Ok what I want, I will use something like Room EQ to measure up my room, I will use an software Player like VLC to play my HD movies (.mkv).

Is it possible that i can equalize my spdif signal before ist goes out to my Av-Receiver?
Its the only output I have on my Notebook for digital sound.
Can I use a correction file for vlc or is there an good EQ Filter what can equalize from 20Hz up the spdif signal?

I dont want to use an Hardware Solution, because its expensive and it must be possible to use a software for that.(Maybe)

Thank you for your help.

olli


----------



## Wayne A. Pflughaupt (Apr 13, 2006)

Welcome to the Forum, Masterolli!




> I will use an software Player like VLC to play my HD movies (.mkv).
> 
> Is it possible that i can equalize my spdif signal before ist goes out to my Av-Receiver?

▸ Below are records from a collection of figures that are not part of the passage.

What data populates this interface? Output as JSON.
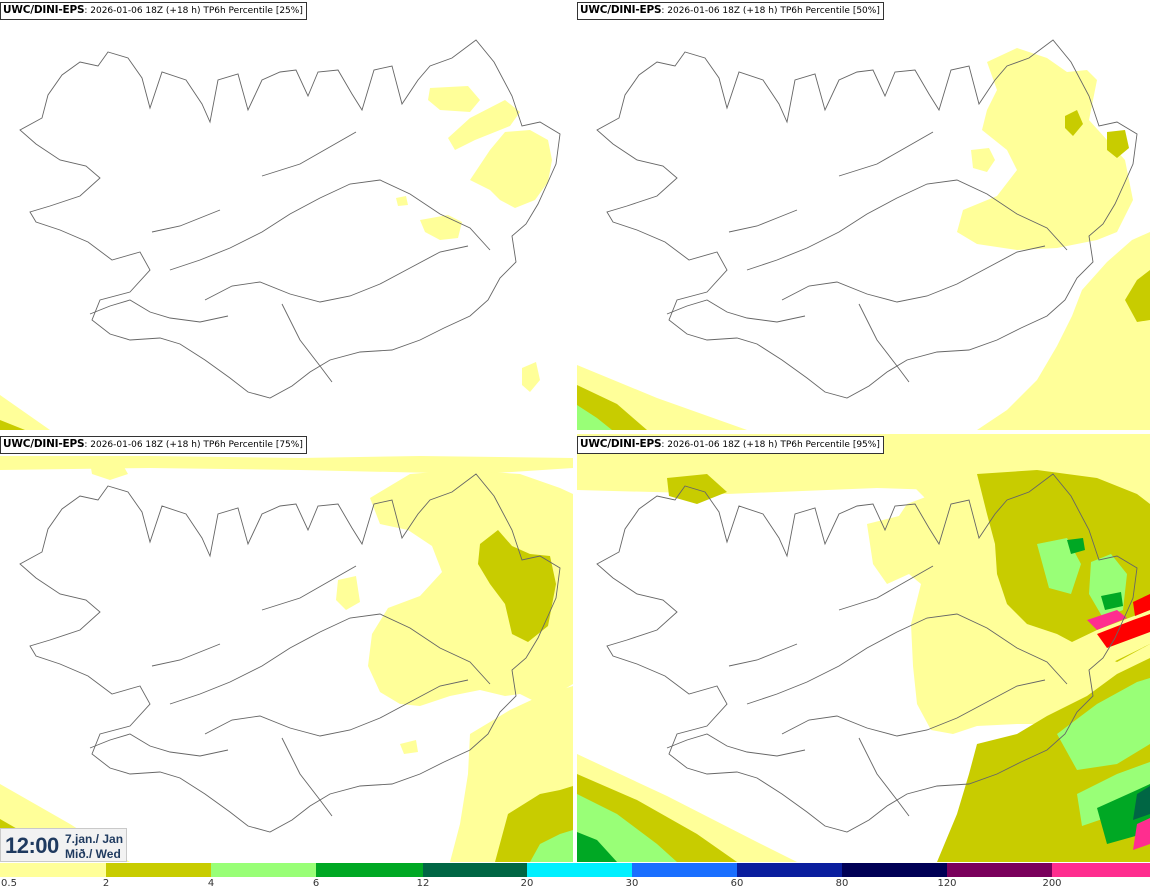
{
  "panels": [
    {
      "model": "UWC/DINI-EPS",
      "info": ": 2026-01-06 18Z (+18 h) TP6h Percentile [25%]"
    },
    {
      "model": "UWC/DINI-EPS",
      "info": ": 2026-01-06 18Z (+18 h) TP6h Percentile [50%]"
    },
    {
      "model": "UWC/DINI-EPS",
      "info": ": 2026-01-06 18Z (+18 h) TP6h Percentile [75%]"
    },
    {
      "model": "UWC/DINI-EPS",
      "info": ": 2026-01-06 18Z (+18 h) TP6h Percentile [95%]"
    }
  ],
  "timebox": {
    "time": "12:00",
    "date": "7.jan./ Jan",
    "dow": "Mið./ Wed"
  },
  "legend": {
    "ticks": [
      "0.5",
      "2",
      "4",
      "6",
      "12",
      "20",
      "30",
      "60",
      "80",
      "120",
      "200"
    ],
    "colors": [
      "#ffff99",
      "#c8cc00",
      "#99ff77",
      "#00a824",
      "#006644",
      "#00f0ff",
      "#1a6fff",
      "#0a1e9e",
      "#000055",
      "#7a005c",
      "#ff2d8f",
      "#ff0000"
    ]
  },
  "colors": {
    "precip_light": "#ffff99",
    "precip_2": "#c8cc00",
    "precip_4": "#99ff77",
    "precip_6": "#00a824",
    "precip_12": "#006644",
    "coastline": "#666666"
  }
}
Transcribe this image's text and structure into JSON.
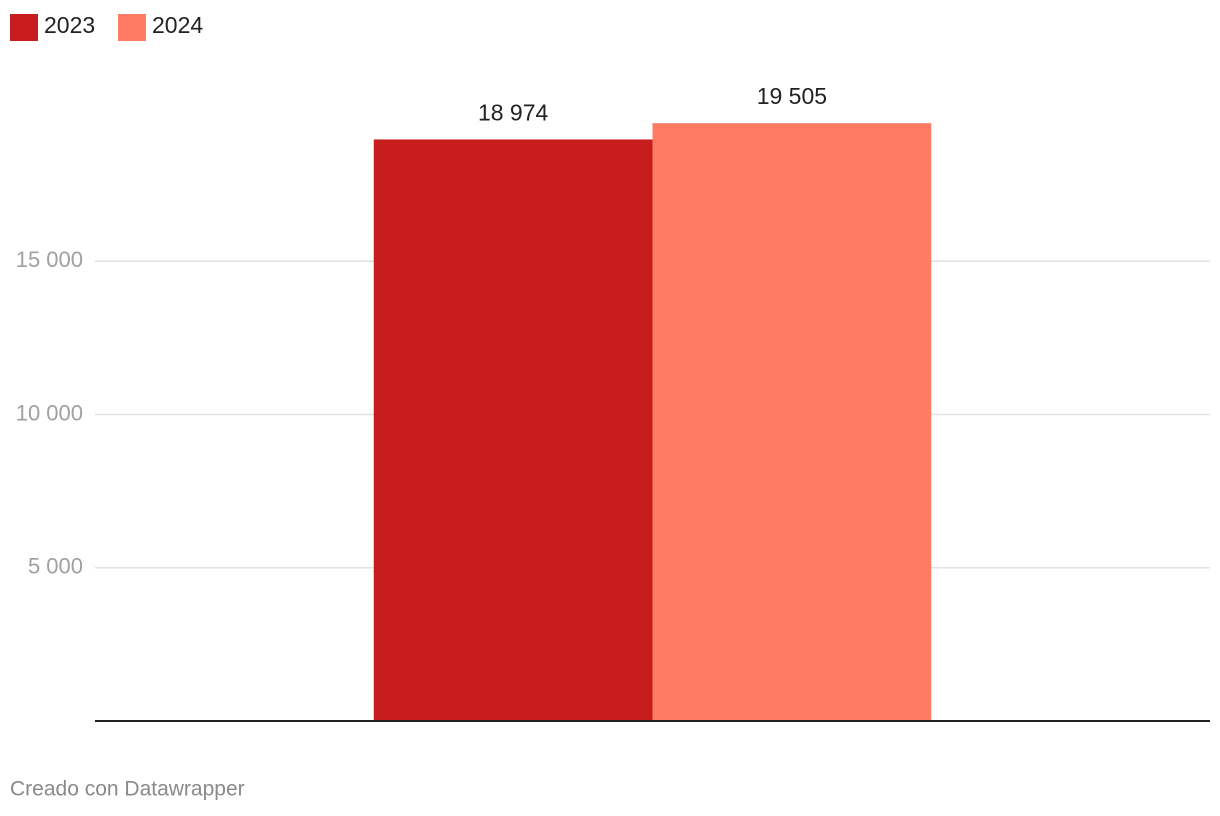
{
  "chart_data": {
    "type": "bar",
    "categories": [
      null
    ],
    "series": [
      {
        "name": "2023",
        "color": "#c71e1d",
        "values": [
          18974
        ],
        "value_labels": [
          "18 974"
        ]
      },
      {
        "name": "2024",
        "color": "#ff7b63",
        "values": [
          19505
        ],
        "value_labels": [
          "19 505"
        ]
      }
    ],
    "ylim": [
      0,
      20000
    ],
    "yticks": [
      {
        "value": 5000,
        "label": "5 000"
      },
      {
        "value": 10000,
        "label": "10 000"
      },
      {
        "value": 15000,
        "label": "15 000"
      }
    ],
    "grid": true,
    "legend": "top-left",
    "footer": "Creado con Datawrapper"
  }
}
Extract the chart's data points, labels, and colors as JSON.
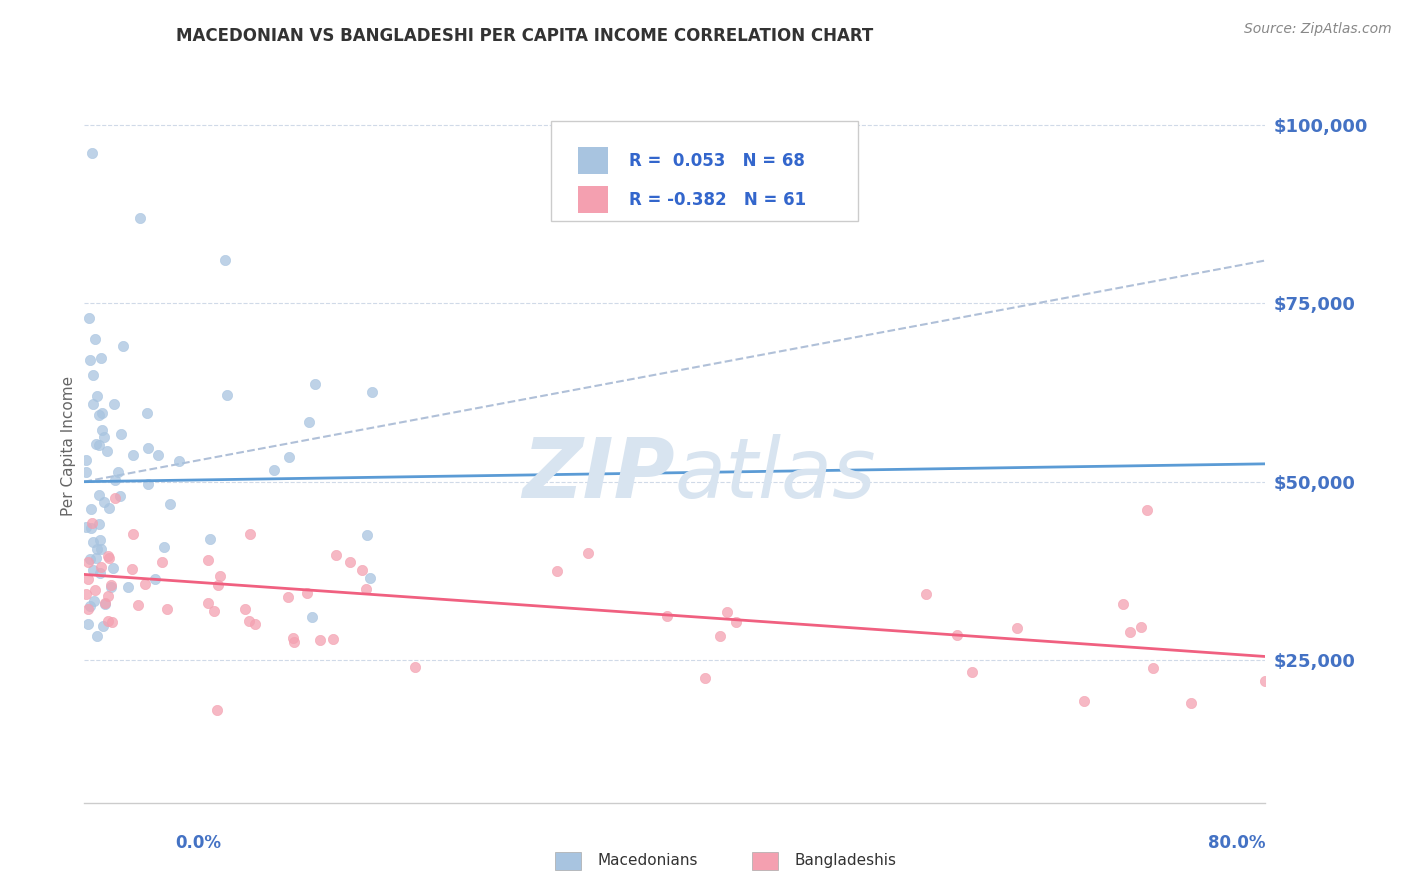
{
  "title": "MACEDONIAN VS BANGLADESHI PER CAPITA INCOME CORRELATION CHART",
  "source_text": "Source: ZipAtlas.com",
  "ylabel": "Per Capita Income",
  "ytick_labels": [
    "$25,000",
    "$50,000",
    "$75,000",
    "$100,000"
  ],
  "ytick_values": [
    25000,
    50000,
    75000,
    100000
  ],
  "ymin": 5000,
  "ymax": 105000,
  "xmin": 0.0,
  "xmax": 0.8,
  "macedonian_R": 0.053,
  "macedonian_N": 68,
  "bangladeshi_R": -0.382,
  "bangladeshi_N": 61,
  "macedonian_color": "#a8c4e0",
  "bangladeshi_color": "#f4a0b0",
  "macedonian_line_color": "#5b9bd5",
  "bangladeshi_line_color": "#f06080",
  "trend_line_color": "#b0c0d8",
  "background_color": "#ffffff",
  "legend_R_color": "#3366cc",
  "watermark_color": "#d8e4f0",
  "title_fontsize": 12,
  "tick_label_color": "#4472c4",
  "grid_color": "#d0dae8"
}
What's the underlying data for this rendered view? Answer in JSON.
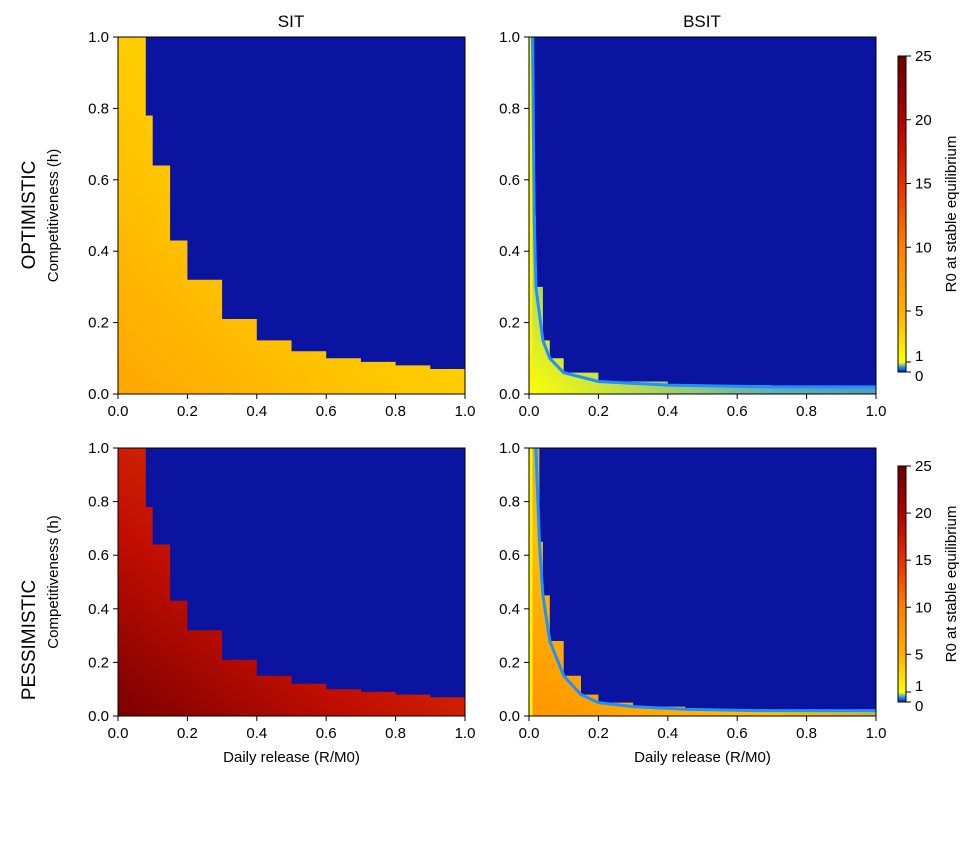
{
  "figure": {
    "columns": [
      "SIT",
      "BSIT"
    ],
    "rows": [
      "OPTIMISTIC",
      "PESSIMISTIC"
    ]
  },
  "colorbar": {
    "label": "R0 at stable equilibrium",
    "ticks": [
      0,
      1,
      5,
      10,
      15,
      20,
      25
    ],
    "min": 0,
    "max": 25,
    "colors": {
      "0": "#0a14a0",
      "0.5": "#1e90ff",
      "1": "#ffff00",
      "5": "#ffb000",
      "10": "#ff8000",
      "15": "#e83000",
      "20": "#b00000",
      "25": "#6e0000"
    }
  },
  "chart_data": [
    {
      "type": "heatmap",
      "panel": "optimistic-sit",
      "column": "SIT",
      "row": "OPTIMISTIC",
      "xlabel": "Daily release (R/M0)",
      "ylabel": "Competitiveness (h)",
      "xlim": [
        0,
        1
      ],
      "ylim": [
        0,
        1
      ],
      "xticks": [
        "0.0",
        "0.2",
        "0.4",
        "0.6",
        "0.8",
        "1.0"
      ],
      "yticks": [
        "0.0",
        "0.2",
        "0.4",
        "0.6",
        "0.8",
        "1.0"
      ],
      "boundary": [
        [
          0.06,
          1.0
        ],
        [
          0.08,
          0.78
        ],
        [
          0.1,
          0.64
        ],
        [
          0.15,
          0.43
        ],
        [
          0.2,
          0.32
        ],
        [
          0.3,
          0.21
        ],
        [
          0.4,
          0.15
        ],
        [
          0.5,
          0.12
        ],
        [
          0.6,
          0.1
        ],
        [
          0.7,
          0.09
        ],
        [
          0.8,
          0.08
        ],
        [
          0.9,
          0.07
        ],
        [
          1.0,
          0.06
        ]
      ],
      "region_below_value_range": [
        2,
        6
      ],
      "region_above_value": 0
    },
    {
      "type": "heatmap",
      "panel": "optimistic-bsit",
      "column": "BSIT",
      "row": "OPTIMISTIC",
      "xlabel": "Daily release (R/M0)",
      "ylabel": "",
      "xlim": [
        0,
        1
      ],
      "ylim": [
        0,
        1
      ],
      "xticks": [
        "0.0",
        "0.2",
        "0.4",
        "0.6",
        "0.8",
        "1.0"
      ],
      "yticks": [
        "0.0",
        "0.2",
        "0.4",
        "0.6",
        "0.8",
        "1.0"
      ],
      "boundary": [
        [
          0.01,
          1.0
        ],
        [
          0.015,
          0.5
        ],
        [
          0.02,
          0.3
        ],
        [
          0.04,
          0.15
        ],
        [
          0.06,
          0.1
        ],
        [
          0.1,
          0.06
        ],
        [
          0.2,
          0.035
        ],
        [
          0.4,
          0.025
        ],
        [
          0.7,
          0.02
        ],
        [
          1.0,
          0.02
        ]
      ],
      "edge_band_max_x": 0.01,
      "region_below_value_range": [
        0.3,
        1
      ],
      "region_above_value": 0
    },
    {
      "type": "heatmap",
      "panel": "pessimistic-sit",
      "column": "SIT",
      "row": "PESSIMISTIC",
      "xlabel": "Daily release (R/M0)",
      "ylabel": "Competitiveness (h)",
      "xlim": [
        0,
        1
      ],
      "ylim": [
        0,
        1
      ],
      "xticks": [
        "0.0",
        "0.2",
        "0.4",
        "0.6",
        "0.8",
        "1.0"
      ],
      "yticks": [
        "0.0",
        "0.2",
        "0.4",
        "0.6",
        "0.8",
        "1.0"
      ],
      "boundary": [
        [
          0.06,
          1.0
        ],
        [
          0.08,
          0.78
        ],
        [
          0.1,
          0.64
        ],
        [
          0.15,
          0.43
        ],
        [
          0.2,
          0.32
        ],
        [
          0.3,
          0.21
        ],
        [
          0.4,
          0.15
        ],
        [
          0.5,
          0.12
        ],
        [
          0.6,
          0.1
        ],
        [
          0.7,
          0.09
        ],
        [
          0.8,
          0.08
        ],
        [
          0.9,
          0.07
        ],
        [
          1.0,
          0.06
        ]
      ],
      "region_below_value_range": [
        13,
        24
      ],
      "region_above_value": 0
    },
    {
      "type": "heatmap",
      "panel": "pessimistic-bsit",
      "column": "BSIT",
      "row": "PESSIMISTIC",
      "xlabel": "Daily release (R/M0)",
      "ylabel": "",
      "xlim": [
        0,
        1
      ],
      "ylim": [
        0,
        1
      ],
      "xticks": [
        "0.0",
        "0.2",
        "0.4",
        "0.6",
        "0.8",
        "1.0"
      ],
      "yticks": [
        "0.0",
        "0.2",
        "0.4",
        "0.6",
        "0.8",
        "1.0"
      ],
      "boundary": [
        [
          0.02,
          1.0
        ],
        [
          0.03,
          0.65
        ],
        [
          0.04,
          0.45
        ],
        [
          0.06,
          0.28
        ],
        [
          0.1,
          0.15
        ],
        [
          0.15,
          0.08
        ],
        [
          0.2,
          0.05
        ],
        [
          0.3,
          0.035
        ],
        [
          0.45,
          0.025
        ],
        [
          0.65,
          0.02
        ],
        [
          1.0,
          0.02
        ]
      ],
      "edge_band_max_x": 0.01,
      "region_below_value_range": [
        0.5,
        8
      ],
      "region_above_value": 0
    }
  ]
}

Most likely any software-based EQ will have to be generated by your software player, or your soundcard’s software. You might google “software equalizer” or “software parametric equalizer” and see if you can come up with some other solutions.

Regards,
Wayne


----------



## Masterolli (Sep 28, 2010)

hi,
i Know that vlc player has an eq but it takes no effect on my DTS Stream that goes through spdif.
I think ist not so easy...
I have read something about that, spdif has limited bandwith and thats not so easy to add information to the stream.
The Stream is compressd an it must be uncompressed, then add EQ information and then compress it once again an all this on the fly.
I havent found a walkthrough or something like that,how i want to set it up...
That are only pieces of information that i have found, maybe someone could explain it to me for better understanding.

olli


----------



## Wayne A. Pflughaupt (Apr 13, 2006)

This corner of the Shack focuses on the REW program, so it isn’t the best place to learn about the technical ins and outs of SPDIF. I’d suggest asking about that on one of our other Forums.

Regards,
Wayne


----------